倆孩子一年沒見,心中想念,嘴上卻傲嬌,誰也不傾述。聊了一會兒,很快就進入最熟悉的相處模式。
九如嗖地跳出門外,持劍一指,喝道:「顧長生,來打一架吧!」
「打就打!」
長生受了一年酷刑,心性也有變化,隨之躍了出去。剎時間,庭院裏噼里啪啦的好不熱鬧。
內山無人,只有胖兄抱着前爪,農民蹲的pia在樹梢上,往這邊瞧了兩眼。此時此景,依稀有些熟悉。
嘖嘖,怕不是要修真骨科,那可是天長日久啊。
…………
前山,大殿。
龍秋和小堇坐在上首,難得一起露面。唐伯樂、曾可兒、鄭開心、游宇、王蓉、陶家姐弟等真傳、核心弟子分居左右,殿內風格雄渾古樸,弟子們寶氣光華,威勢不俗,倒有些大派氣象。
顧璵是去年初走的,如今過了一年,已是仙歷十七年。
春節將近,鳳凰山也照常例活動,嗯,沒錯,就是尾牙。
不過今天一開始,不是總結,負責境外聯繫的曾可兒先扔出一個炸彈:「教廷被攻陷了四大教區,死傷無數。昨天教皇公開認罪,為千年來被迫害,被驅逐的那些教派道歉,承認他們的身份存在。

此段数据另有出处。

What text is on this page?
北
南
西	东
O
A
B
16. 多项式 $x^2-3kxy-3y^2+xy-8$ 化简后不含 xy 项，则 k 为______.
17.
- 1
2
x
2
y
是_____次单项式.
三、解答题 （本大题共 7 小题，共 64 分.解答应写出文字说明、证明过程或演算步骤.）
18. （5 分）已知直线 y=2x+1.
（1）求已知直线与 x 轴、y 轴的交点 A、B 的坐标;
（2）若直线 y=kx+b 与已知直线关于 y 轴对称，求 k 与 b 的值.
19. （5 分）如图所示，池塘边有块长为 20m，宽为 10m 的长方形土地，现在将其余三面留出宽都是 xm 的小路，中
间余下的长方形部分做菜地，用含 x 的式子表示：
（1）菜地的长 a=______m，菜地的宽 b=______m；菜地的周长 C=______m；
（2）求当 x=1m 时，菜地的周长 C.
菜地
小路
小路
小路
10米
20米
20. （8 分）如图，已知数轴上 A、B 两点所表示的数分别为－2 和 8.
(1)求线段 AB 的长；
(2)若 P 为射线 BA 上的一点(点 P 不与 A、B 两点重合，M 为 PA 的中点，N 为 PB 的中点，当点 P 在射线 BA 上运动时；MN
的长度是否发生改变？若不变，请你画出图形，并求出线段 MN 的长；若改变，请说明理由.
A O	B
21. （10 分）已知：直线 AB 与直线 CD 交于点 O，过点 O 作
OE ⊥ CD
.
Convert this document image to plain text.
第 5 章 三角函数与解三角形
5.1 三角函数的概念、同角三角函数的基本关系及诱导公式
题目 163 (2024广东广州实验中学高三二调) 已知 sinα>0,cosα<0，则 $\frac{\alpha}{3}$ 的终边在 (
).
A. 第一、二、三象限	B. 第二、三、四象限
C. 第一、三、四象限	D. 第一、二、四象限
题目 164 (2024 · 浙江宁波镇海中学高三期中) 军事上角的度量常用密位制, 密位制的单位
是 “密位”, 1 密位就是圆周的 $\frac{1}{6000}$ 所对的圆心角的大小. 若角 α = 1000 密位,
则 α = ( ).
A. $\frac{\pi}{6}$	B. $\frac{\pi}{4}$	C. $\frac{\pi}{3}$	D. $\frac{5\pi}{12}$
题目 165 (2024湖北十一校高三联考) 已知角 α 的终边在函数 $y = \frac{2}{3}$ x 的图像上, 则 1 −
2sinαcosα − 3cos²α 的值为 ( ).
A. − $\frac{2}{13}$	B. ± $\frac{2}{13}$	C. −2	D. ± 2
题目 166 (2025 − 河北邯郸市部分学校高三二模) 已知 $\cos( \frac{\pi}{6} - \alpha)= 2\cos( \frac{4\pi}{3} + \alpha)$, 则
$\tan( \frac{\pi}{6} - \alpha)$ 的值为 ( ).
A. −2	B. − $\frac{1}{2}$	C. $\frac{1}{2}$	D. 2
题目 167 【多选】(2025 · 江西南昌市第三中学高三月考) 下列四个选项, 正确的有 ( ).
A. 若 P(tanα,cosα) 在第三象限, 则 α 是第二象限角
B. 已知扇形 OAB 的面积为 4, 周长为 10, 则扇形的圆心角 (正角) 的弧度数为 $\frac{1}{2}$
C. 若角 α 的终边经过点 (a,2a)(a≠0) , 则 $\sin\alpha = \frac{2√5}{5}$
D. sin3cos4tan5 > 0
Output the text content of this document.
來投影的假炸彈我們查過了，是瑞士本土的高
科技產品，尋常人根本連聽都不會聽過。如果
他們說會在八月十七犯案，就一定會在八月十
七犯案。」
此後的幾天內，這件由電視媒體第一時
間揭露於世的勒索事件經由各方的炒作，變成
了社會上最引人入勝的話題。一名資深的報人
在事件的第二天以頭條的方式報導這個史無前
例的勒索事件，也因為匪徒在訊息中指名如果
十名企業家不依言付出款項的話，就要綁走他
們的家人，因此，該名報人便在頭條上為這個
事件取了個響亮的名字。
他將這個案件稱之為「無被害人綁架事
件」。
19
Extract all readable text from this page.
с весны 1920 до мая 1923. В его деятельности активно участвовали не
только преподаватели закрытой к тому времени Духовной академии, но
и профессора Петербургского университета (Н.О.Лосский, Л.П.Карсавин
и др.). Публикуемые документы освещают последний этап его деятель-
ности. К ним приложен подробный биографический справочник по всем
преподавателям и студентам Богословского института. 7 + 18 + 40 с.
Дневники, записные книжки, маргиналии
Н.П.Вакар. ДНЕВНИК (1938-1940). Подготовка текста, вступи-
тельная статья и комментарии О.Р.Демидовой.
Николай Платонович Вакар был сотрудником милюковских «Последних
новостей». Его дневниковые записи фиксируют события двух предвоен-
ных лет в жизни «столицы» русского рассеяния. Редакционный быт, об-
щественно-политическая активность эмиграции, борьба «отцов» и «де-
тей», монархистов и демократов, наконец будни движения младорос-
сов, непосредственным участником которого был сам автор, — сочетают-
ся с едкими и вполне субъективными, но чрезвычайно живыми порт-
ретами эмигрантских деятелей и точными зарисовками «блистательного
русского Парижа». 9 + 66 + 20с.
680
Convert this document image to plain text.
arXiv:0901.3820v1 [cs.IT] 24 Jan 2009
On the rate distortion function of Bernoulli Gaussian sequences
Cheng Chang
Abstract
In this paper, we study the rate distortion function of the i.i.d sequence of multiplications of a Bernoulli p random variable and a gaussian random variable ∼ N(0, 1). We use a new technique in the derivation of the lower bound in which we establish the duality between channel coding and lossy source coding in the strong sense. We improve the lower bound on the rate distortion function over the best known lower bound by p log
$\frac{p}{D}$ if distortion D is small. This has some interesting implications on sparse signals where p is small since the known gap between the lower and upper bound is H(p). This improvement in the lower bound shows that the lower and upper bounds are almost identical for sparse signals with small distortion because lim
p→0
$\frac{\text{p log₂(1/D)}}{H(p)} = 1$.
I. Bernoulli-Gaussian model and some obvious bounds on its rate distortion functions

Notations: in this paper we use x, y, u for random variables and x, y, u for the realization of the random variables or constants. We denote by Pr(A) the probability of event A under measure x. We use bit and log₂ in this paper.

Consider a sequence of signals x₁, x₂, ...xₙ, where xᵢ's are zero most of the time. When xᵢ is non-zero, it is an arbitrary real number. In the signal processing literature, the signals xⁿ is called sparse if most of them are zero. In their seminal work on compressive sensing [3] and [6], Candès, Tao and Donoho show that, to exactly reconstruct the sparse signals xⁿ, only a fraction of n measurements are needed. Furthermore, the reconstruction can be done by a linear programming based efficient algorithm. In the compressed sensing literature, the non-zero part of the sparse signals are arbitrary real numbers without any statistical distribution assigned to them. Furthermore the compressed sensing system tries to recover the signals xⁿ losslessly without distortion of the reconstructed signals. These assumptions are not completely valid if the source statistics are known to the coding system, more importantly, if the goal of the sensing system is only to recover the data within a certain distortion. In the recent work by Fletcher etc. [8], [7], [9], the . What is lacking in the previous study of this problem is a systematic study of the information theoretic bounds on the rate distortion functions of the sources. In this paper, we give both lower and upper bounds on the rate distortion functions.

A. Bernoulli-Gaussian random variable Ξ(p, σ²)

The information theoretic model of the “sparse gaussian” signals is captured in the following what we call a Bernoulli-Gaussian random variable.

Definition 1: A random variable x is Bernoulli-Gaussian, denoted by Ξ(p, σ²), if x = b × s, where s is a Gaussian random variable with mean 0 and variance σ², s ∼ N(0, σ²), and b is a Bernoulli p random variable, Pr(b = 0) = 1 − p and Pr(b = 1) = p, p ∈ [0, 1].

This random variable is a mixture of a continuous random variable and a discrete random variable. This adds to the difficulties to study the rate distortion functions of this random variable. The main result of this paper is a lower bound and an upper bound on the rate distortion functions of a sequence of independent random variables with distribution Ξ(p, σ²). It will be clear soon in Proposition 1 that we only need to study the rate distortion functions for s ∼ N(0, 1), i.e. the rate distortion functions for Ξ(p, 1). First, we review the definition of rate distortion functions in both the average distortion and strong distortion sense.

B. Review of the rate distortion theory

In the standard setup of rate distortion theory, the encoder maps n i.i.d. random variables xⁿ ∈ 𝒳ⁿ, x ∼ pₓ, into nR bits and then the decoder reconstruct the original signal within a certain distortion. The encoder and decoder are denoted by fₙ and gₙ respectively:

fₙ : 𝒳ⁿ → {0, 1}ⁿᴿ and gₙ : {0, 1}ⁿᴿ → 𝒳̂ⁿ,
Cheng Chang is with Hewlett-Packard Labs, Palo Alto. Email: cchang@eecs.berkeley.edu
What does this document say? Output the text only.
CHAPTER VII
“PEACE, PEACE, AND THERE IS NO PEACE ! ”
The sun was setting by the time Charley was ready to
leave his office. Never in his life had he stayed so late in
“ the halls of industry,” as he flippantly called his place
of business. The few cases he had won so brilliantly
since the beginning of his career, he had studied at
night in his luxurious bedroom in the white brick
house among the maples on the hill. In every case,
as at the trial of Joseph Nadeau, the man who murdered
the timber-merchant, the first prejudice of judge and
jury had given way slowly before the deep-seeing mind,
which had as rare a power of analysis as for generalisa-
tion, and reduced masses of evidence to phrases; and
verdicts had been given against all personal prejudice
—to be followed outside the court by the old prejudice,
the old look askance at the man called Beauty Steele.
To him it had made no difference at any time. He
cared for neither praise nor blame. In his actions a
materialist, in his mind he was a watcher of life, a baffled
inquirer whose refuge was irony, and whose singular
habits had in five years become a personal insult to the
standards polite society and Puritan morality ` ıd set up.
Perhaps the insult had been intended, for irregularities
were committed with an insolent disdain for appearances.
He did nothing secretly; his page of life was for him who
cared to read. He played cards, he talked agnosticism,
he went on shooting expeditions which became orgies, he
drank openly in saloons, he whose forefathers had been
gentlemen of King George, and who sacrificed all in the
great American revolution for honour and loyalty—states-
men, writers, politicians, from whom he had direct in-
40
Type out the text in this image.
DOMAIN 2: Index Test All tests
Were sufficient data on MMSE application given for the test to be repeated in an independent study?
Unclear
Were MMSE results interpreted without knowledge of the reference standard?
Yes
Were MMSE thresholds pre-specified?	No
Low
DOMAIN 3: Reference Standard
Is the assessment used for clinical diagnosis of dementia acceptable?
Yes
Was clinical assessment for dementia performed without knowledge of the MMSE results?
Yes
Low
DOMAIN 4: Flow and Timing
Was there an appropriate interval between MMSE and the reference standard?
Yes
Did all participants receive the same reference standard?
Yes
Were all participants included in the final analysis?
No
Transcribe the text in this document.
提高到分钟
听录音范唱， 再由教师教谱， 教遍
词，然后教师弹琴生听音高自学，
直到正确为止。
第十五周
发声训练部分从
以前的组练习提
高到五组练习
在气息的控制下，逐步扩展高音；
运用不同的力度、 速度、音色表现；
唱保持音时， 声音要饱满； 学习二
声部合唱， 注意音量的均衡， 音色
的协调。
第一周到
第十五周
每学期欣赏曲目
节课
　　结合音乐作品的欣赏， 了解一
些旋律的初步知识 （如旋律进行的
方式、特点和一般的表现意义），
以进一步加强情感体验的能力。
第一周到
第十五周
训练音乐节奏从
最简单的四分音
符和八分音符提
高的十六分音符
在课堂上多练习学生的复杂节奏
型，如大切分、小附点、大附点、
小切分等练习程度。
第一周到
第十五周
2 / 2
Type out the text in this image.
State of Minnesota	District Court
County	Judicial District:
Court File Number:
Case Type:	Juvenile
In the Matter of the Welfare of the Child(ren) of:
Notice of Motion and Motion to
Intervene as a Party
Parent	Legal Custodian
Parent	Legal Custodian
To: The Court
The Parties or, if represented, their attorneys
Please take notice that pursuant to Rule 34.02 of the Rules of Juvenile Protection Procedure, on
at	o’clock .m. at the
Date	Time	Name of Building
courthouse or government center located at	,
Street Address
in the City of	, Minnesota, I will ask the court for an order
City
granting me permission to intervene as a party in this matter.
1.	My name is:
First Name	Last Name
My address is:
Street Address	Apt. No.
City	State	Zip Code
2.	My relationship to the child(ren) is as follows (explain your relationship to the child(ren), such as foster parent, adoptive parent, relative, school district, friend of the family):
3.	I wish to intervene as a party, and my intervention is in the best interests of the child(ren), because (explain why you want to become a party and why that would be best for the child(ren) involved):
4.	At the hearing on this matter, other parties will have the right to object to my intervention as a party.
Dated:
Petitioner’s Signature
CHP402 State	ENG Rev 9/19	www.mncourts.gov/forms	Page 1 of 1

據埃內斯說,都是德魯伊教的棄徒所為,而且皆是被靈魂碎片污染的傢伙。」
「……」
眾人面面相覷,驚訝,但遠沒達到震驚的程度。教廷神馬的,管我們屁事,沒代入感啊!
「既然知道是誰幹的,那就追捕唄,有什麼可說的?」王蓉奇道。
「那些棄徒詭秘莫測,行蹤不定,可能學會了什麼法術,埃內斯竟然找不到人,而且菲奧娜表示不插手。」
「她什麼想法?」游宇皺眉。
「不支持,不反對,甚至期待看到那些棄徒能做到什麼地步。」
「唯恐天下不亂啊!」
「那女人腦子瓦特了麼?」
「wow害人不淺,我一直以為德魯伊是善良守序,熱愛大自然的。」
「大自然是真愛,善良守序就未必。人家向來好戰,行事古怪,拿我老家的話說就是……」
「嘚兒!」
「……」
龍秋與小堇對視一眼,道:「西方的事,我們暫時不便插手,倘若菲奧娜太過袖手旁觀,我們也不得不幫她清理門戶。」
此事暫且揭過,跟着是負責商務的席軍,他跟曾可兒一樣,上來也扔了個大炸彈。